Natascha Kampusch: „Wollte mit der ganzen Geschichte abschließen“

„3096 Tage“ heißt das Buch, mit dem Natascha Kampusch versucht, ihre Zeit in den Händen von Wolfgang Priklopil aufzuarbeiten.

Wien. Vor vier Jahren befreite sich die heute 22-jährige Österreicherin Natascha Kampusch aus der Gefangenschaft von ihrem Entführer Wolfgang Priklopil. In ihrem Buch "3096 Tage" will sie mit Missverständnissen aufräumen.

Frau Kampusch, warum haben Sie diese Buch geschrieben?

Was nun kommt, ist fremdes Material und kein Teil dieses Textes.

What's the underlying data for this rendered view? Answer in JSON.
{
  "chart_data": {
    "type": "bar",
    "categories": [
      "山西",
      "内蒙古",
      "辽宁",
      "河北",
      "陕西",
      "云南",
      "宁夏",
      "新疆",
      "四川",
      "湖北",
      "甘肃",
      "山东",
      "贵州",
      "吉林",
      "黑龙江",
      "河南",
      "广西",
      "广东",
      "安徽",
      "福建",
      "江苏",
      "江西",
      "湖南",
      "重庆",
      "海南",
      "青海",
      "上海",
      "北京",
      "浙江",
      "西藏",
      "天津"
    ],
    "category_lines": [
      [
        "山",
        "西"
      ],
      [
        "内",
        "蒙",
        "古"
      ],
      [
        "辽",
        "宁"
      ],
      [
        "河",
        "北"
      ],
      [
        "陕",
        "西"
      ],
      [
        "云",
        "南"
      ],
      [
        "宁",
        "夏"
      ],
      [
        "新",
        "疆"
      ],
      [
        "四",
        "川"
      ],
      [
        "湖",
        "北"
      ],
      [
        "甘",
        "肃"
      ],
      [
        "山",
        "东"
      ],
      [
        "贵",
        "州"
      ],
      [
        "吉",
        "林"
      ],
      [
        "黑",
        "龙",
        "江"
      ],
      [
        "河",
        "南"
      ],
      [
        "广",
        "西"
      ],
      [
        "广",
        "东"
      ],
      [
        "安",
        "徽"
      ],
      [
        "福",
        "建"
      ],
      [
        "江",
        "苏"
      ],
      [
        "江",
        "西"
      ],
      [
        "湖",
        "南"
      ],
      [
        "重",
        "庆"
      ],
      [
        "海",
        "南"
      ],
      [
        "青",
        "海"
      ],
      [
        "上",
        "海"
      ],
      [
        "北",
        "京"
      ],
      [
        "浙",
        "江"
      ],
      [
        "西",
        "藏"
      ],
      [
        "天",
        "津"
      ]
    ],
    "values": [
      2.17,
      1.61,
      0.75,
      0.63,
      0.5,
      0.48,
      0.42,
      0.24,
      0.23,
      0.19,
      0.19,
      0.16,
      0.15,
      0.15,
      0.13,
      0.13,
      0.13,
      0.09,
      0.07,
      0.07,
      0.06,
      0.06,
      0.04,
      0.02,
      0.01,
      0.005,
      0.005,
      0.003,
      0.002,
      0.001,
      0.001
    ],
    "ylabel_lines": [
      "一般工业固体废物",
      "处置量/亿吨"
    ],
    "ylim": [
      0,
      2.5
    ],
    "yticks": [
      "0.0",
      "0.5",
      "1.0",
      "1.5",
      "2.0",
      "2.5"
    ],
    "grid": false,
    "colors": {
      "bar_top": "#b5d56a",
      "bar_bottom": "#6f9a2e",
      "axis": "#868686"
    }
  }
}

Kampusch: Ich wollte mit der ganzen Geschichte abschließen. Ich wollte auch, dass sich gewisse Menschen, die sich dafür interessieren, etwas haben, woran sie sich orientieren können. Dass sie eine authentische Schilderung dessen haben, was passiert ist.

Was wird aus Ihrer Sicht häufig falsch dargestellt?

Kampusch: In dem Buch kommt auch meine Kindheit vor. Viele kritisieren meine Mutter, aber sie sehen meine Mutter falsch. Im Buch wird ihnen erklärt, wie das Verhältnis zu ihr ist. Danach ist es eben nicht mehr verbreitbar, dass sie mich beispielsweise geschlagen hat oder dass sie total brutal gewesen ist. Und das mit der Gefangenschaft wollte ich auch einmal sagen. Ich wollte einfach, dass es mal von meiner Seite eine längere Aussage gibt. Etwas, das für sich steht.

Hat die Arbeit am Buch Ihre Sicht auf die Tat verändert?

Kampusch: Viele Erkenntnisse hatte ich schon vorher. Dass das Ganze mir viel genommen hat, dass da ununterbrochen Menschenrechtsverletzungen passiert sind - das war mir klar. Aber die Tragweite und Tragik dessen auf der Gefühlsebene ist mir erst durch das Buch klargeworden.

In ihrem Buch wird Wolfgang Priklopil durchgängig nur "Täter" genannt. Welche Bezeichnung haben Sie persönlich für ihn?

Kampusch: Es gibt eigentlich keine wirkliche Bezeichnung. Er hat sich das alles erzwungen, er ist nicht mit mir verwandt. Es war ja seine Tätigkeit - er war ja ein Verbrecher in Bezug auf mich. Deshalb finde ich Täter ganz gut, weil es auch so eine Distanz wahrt. Der Leser hat ja auch eine gewisse Distanz - und ich auch.

Meinen Sie, er hat ihre Entführung bereut?

Kampusch: Ich glaube schon, ihm ist gleich zu Beginn bewusst geworden, dass es eine ziemliche Last ist. Er dürfte am Anfang stark geschockt gewesen sein durch das, was er gemacht hat. Das dann zu sehen: Ein kleines Mädchen, das abhängig davon ist, dass er Essen holt. Und dass er meine ganze Familie ins Unglück gestürzt hat. Und dass es nicht einfach eine Idee ist, sondern dass es dann echte Tränen sind.